Foreign investors remained net buyers this week amounting to Rs.467.5 million. Both foreign purchases and sales showed a significant growth of 702% and 1711% respectively due to the Dialog trade on Thursday, which went through as a foreign to foreign transaction.

Foreign participation during the week stood at a substantial 88% compared to 46% last week.

Point of view

Look for bargain hunting opportunities

Market plunged by 3.88% during the week with many factors such as confusion over the New Companies Act’s application on bonus issues, margin calls and tension in the peace front contributing towards the downfall. However some of the lost ground was regained during the late hours of trading on Thursday and Friday with bargain hunters trying to collect undervalued counters

BOP surplus strengthen foreign reserves

A mix of 16% decline in trade deficit and a healthy growth in worker remittances resulted in an increase in Balance of Payments (BOP) to surplus of US$ 240 million during the 1st quarter of 2007.

March exports grew by 17.7% to US$ 637 million backed by strong contributions from industrial exports such as textiles and garments, while agriculture exports such as rubber and coconut products also grew at a noteworthy rate.

During the month imports declined by 2.4% to US$ 853.7 million compared to US$ 874.6 million in March 2006, largely due to a 32.9% fall in petroleum imports. This resulted the trade deficit to decrease significantly by 35.1% to US$ 216.6 million compared to corresponding period last year.

Meanwhile during the 1st quarter of 2007 the cumulative exports and imports increased by 13% and 3.2% respectively to US$1,717 million and US$ 2,376.6 million resulting in a trade deficit of US$ 659.5 million, 15.9% lower than what was experienced during the 1Q of 2006.

A lower trade deficit and an increase in worker remittances by 12.4% to UD$ 647.7 million caused an increase in BOP to record a surplus of US$ 240 million during the 1st 3 months of 2007.

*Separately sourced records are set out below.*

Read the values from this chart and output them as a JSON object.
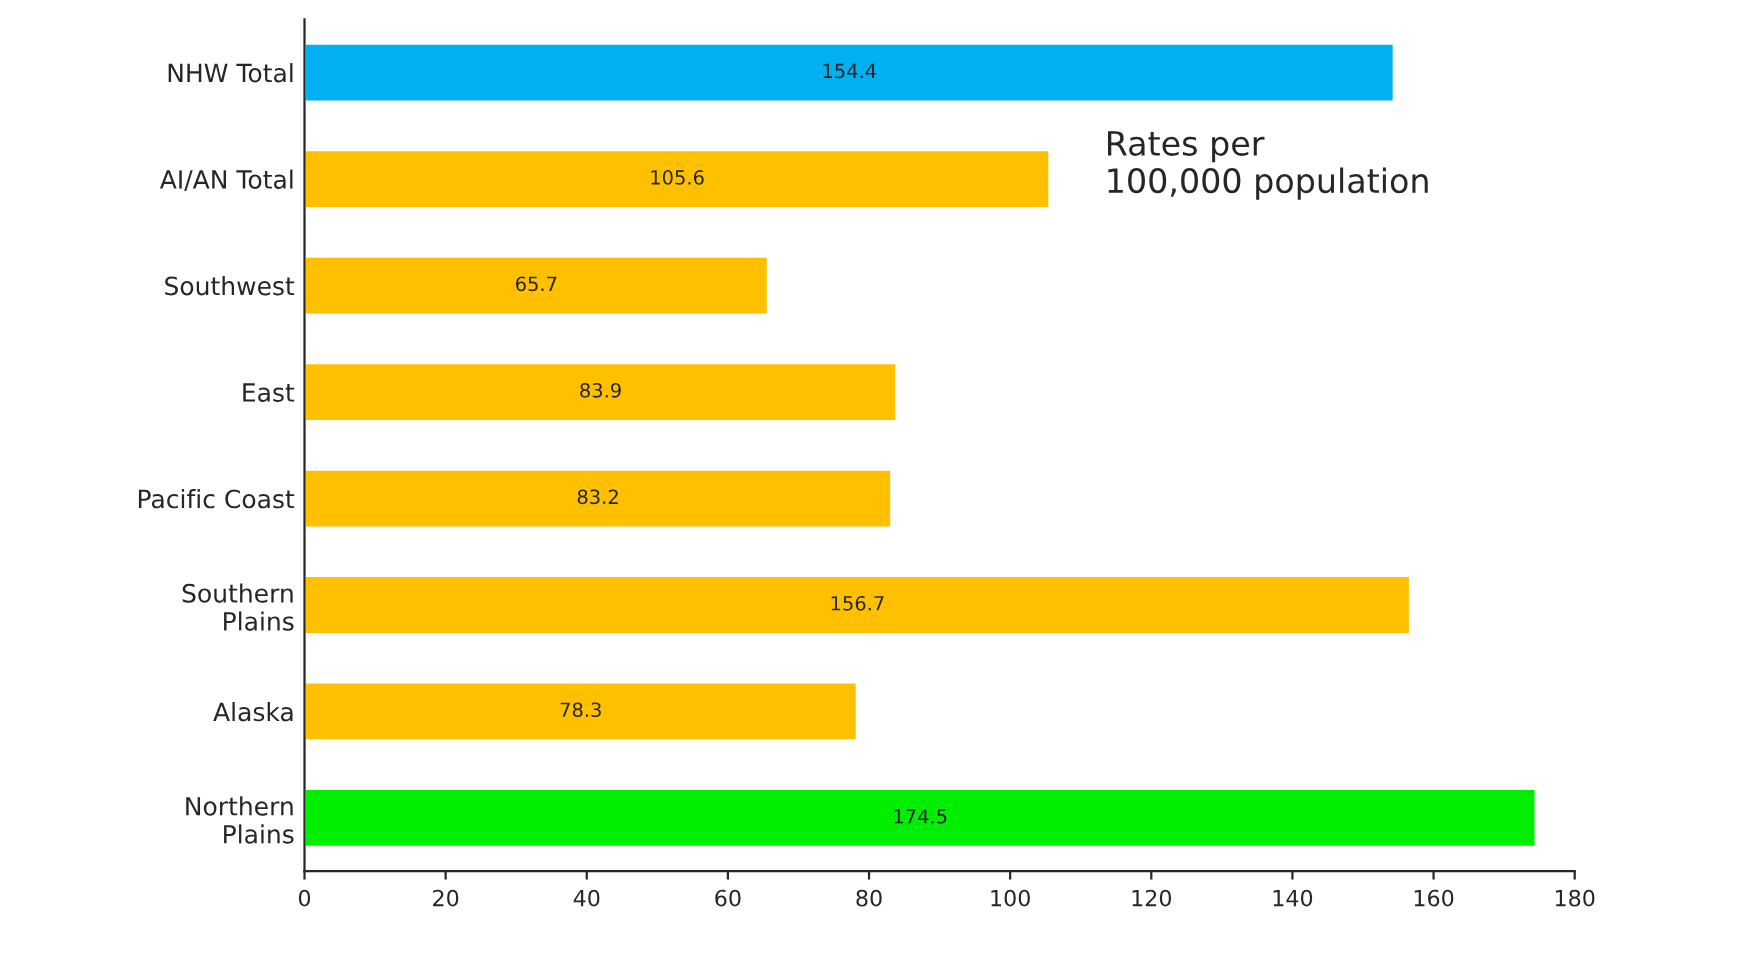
{
  "chart_data": {
    "type": "bar",
    "orientation": "horizontal",
    "categories": [
      "NHW Total",
      "AI/AN Total",
      "Southwest",
      "East",
      "Pacific Coast",
      "Southern\nPlains",
      "Alaska",
      "Northern\nPlains"
    ],
    "values": [
      154.4,
      105.6,
      65.7,
      83.9,
      83.2,
      156.7,
      78.3,
      174.5
    ],
    "colors": [
      "#00b0f0",
      "#ffc000",
      "#ffc000",
      "#ffc000",
      "#ffc000",
      "#ffc000",
      "#ffc000",
      "#00ee00"
    ],
    "xlim": [
      0,
      180
    ],
    "xticks": [
      0,
      20,
      40,
      60,
      80,
      100,
      120,
      140,
      160,
      180
    ],
    "data_labels": true,
    "grid": false,
    "annotations": [
      "Rates per\n100,000 population"
    ]
  }
}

Furthermore this resulted in an improvement in the country’s reserve position with gross official reserves increasing to 3.2 months of imports in March compared to 2.9 months of imports in February 2007.

In our opinion the BOP would continue to remain positive in 2007 helped by lower petroleum imports and growth expected in worker remittances, however we highlight the importance of keeping the North and East conflict under control in order to attract more foreign investments and borrowings in to the country.

During next week we expect the market to regain the exaggerated drop witnessed this week due to margin calls and panic selling.

Market likely to recover this week

We expect activity levels to remain healthy this week as bargain hunting witnessed during the latter part of this week would likely continue during the early part of next week with interest on fundamentally strong counters such as SLT, Distilleries, Commercial Bank, HNB and Dockyards.

Thus we advise investors to focus on these counters looking at their fundamental value while at the same time capitalizing on possible trading opportunities in the market place.

(This information has been compiled from sources that we believe to be reliable but we do not hold ourselves responsible for its completeness or accuracy. No matter published herein create any liability of any kind of HNB Stockbrokers (Private) Limited or its associates. All opinions views findings and conclusions included in this report constitute our judgment of this date and are subject to change without notice.)